17 julio 2008

LA IGUALDAD Y LA VIOLENCIA DE GÉNERO

De penoso cabría calificar el artículo que ha publicado en 'El Diario Montañés' Matilde Ruiz, secretaria de la Mujer del PRC y diputada del Parlamento de Cantabria, con motivo de la opinión vertida por la magistrado María Jesús García Pérez, relativa a la violencia de género. 
Es difícil pensar que una diputada no entienda que el delito debe estar solamente diferenciado por causa de responsabilidad, es decir, que cuando alcanzas la mayoría de edad eres responsable de tus actos, seas mujer u hombre. Cabe pensar que esta diputa, al valorar en menor cuantía el delito cuando es cometido con una mujer, da un tratamiento peyorativo a la misma, ya que, ingenuamente, considera, bien que una mujer no es capaz de cometer un delito, o que por otro lado, no debe ser juzgada en igualdad de condiciones con el hombre por carecer de su misma responsabilidad.
En su artículo hace también alusión a trasnochadas, manidas y demagógicas acusaciones a una herencia cultural machista.
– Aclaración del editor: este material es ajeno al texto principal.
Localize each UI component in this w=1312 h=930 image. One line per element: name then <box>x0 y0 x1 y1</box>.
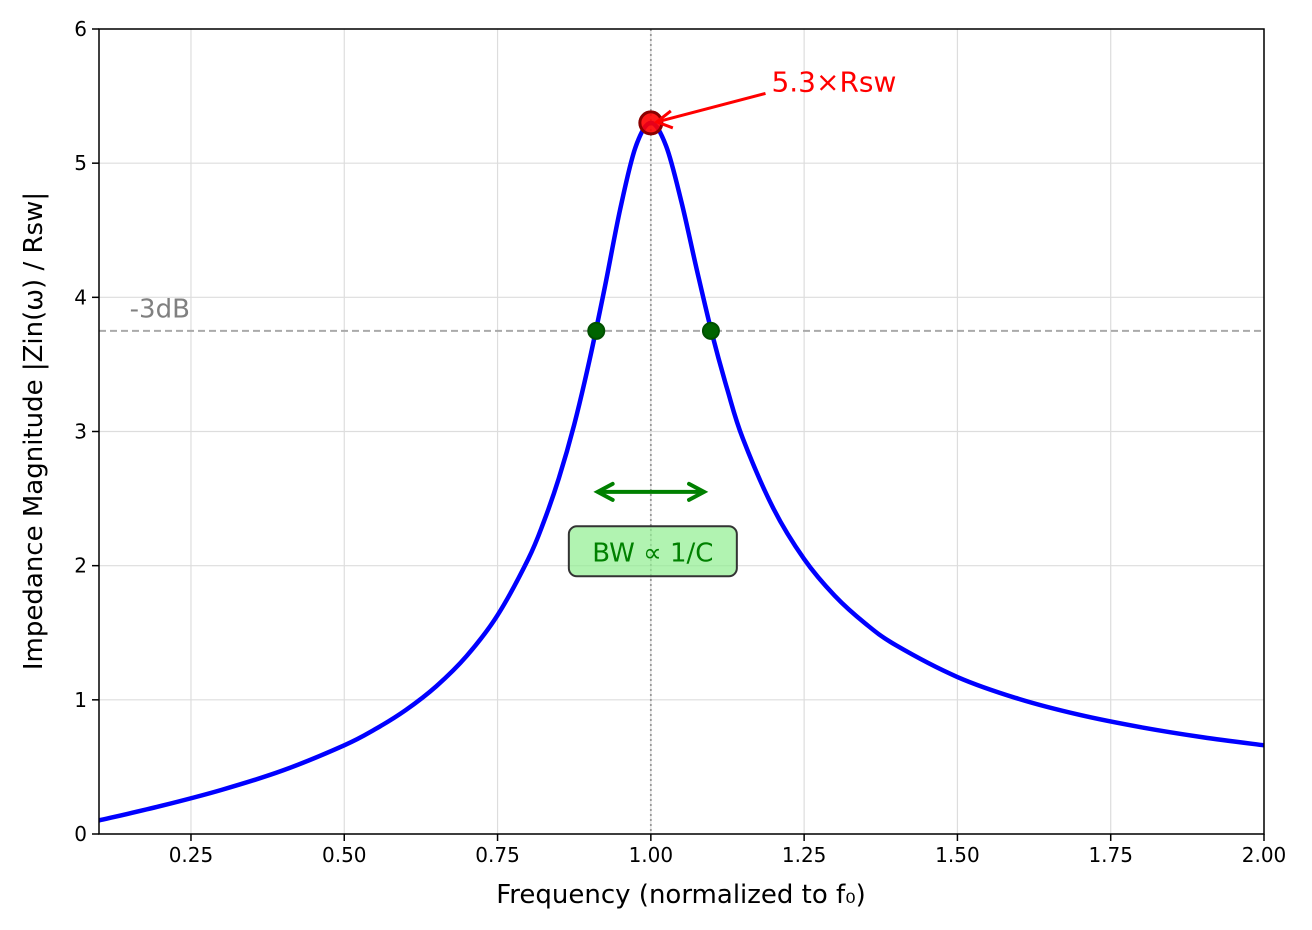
y-axis-label: Impedance Magnitude |Zin(ω) / Rsw| <box>19 192 49 670</box>
x-tick-label: 1.50 <box>935 843 980 867</box>
x-tick-label: 1.75 <box>1088 843 1133 867</box>
y-tick-label: 5 <box>74 151 87 175</box>
y-tick-label: 1 <box>74 688 87 712</box>
y-tick-label: 4 <box>74 285 87 309</box>
half-power-point <box>587 321 606 340</box>
grid-lines <box>99 28 1265 835</box>
x-tick-label: 0.75 <box>475 843 520 867</box>
x-tick-label: 0.50 <box>322 843 367 867</box>
y-ticks: 0 1 2 3 4 5 6 <box>74 17 99 846</box>
peak-annotation-arrowhead <box>653 109 674 130</box>
y-tick-label: 0 <box>74 822 87 846</box>
x-tick-label: 1.25 <box>782 843 827 867</box>
bandwidth-arrowhead-right <box>687 481 709 502</box>
y-tick-label: 6 <box>74 17 87 41</box>
peak-annotation-arrow <box>656 91 766 124</box>
half-power-point <box>701 321 720 340</box>
peak-annotation-label: 5.3×Rsw <box>771 66 896 99</box>
minus-3db-label: -3dB <box>130 294 190 324</box>
x-axis-label: Frequency (normalized to f₀) <box>496 880 866 910</box>
x-tick-label: 2.00 <box>1242 843 1287 867</box>
bandwidth-arrowhead-left <box>593 481 615 502</box>
x-ticks: 0.25 0.50 0.75 1.00 1.25 1.50 1.75 2.00 <box>169 834 1287 867</box>
y-tick-label: 2 <box>74 554 87 578</box>
bandwidth-label: BW ∝ 1/C <box>592 538 713 568</box>
markers <box>587 91 766 340</box>
impedance-curve <box>98 120 1265 823</box>
reference-lines <box>99 29 1264 834</box>
bandwidth-label-box <box>567 525 738 578</box>
x-tick-label: 0.25 <box>169 843 214 867</box>
x-tick-label: 1.00 <box>629 843 674 867</box>
bandwidth-annotation: BW ∝ 1/C <box>567 481 738 578</box>
y-tick-label: 3 <box>74 420 87 444</box>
Este tipo de acusaciones frecuentemente provienen de ambientes feministas, que solamente se diferencian de los machistas en que llevan incorporado el revanchismo, con lo que son más dañinos que el propio machismo.
Es lamentable que algunos ciudadanos nos veamos mejor representados socialmente por una magistrada que por una diputada electa democráticamente, por lo que en vez de solicitar la marcha de la magistrada, quizás sea ella la que tiene que marcharse. Solamente me queda la esperanza de que la diputada Matilde Ruiz haya llegado a su cargo producto de esa ley de relleno en la que las mujeres deben estar representadas en al menos un 40% de las listas, salvo en las localidades de menos de 5.000 habitantes, ya que si ha llegado por sus propio medios, ¿cómo serán las que han sido puestas de relleno?
Tal como era de esperar, esta imposición que pretendía proteger a las mujeres se ha vuelto en contra de ellas, ya que ahora surge la razonable duda de saber cuántas de las candidatas son por méritos propios y cuántas por el imperativo legal de tener que respetar unos porcentajes establecidos previamente.
Olvida esta diputada al Parlamento Cántabro que sus obligaciones democráticas deben ser las mismas a todos los miembros, y 'miembras' de esta sociedad, en igualdad de condiciones, protegiendo a los agredidos y sancionando a los agresores, sean del sexo, religión, condición económica, cultural o social que sean. ¿Merece menos pena una terrorista (solamente por el hecho de ser mujer) que un terrorista varón? ¿Tiene menos importancia una infracción de tráfico cometida por una mujer que por un hombre? A juicio de esta señora parece ser que sí, ya que probablemente tanto el terrorista como el conductor hayan crecido en una cultura patriarcal machista.
La violencia debe ser castigada en igualdad de condiciones. Actuar en contra es anticonstitucional, ya que se está haciendo una distinción en razón de sexo cuando la misma Constitución dice que todos los españoles debemos ser tratados igual anta le ley.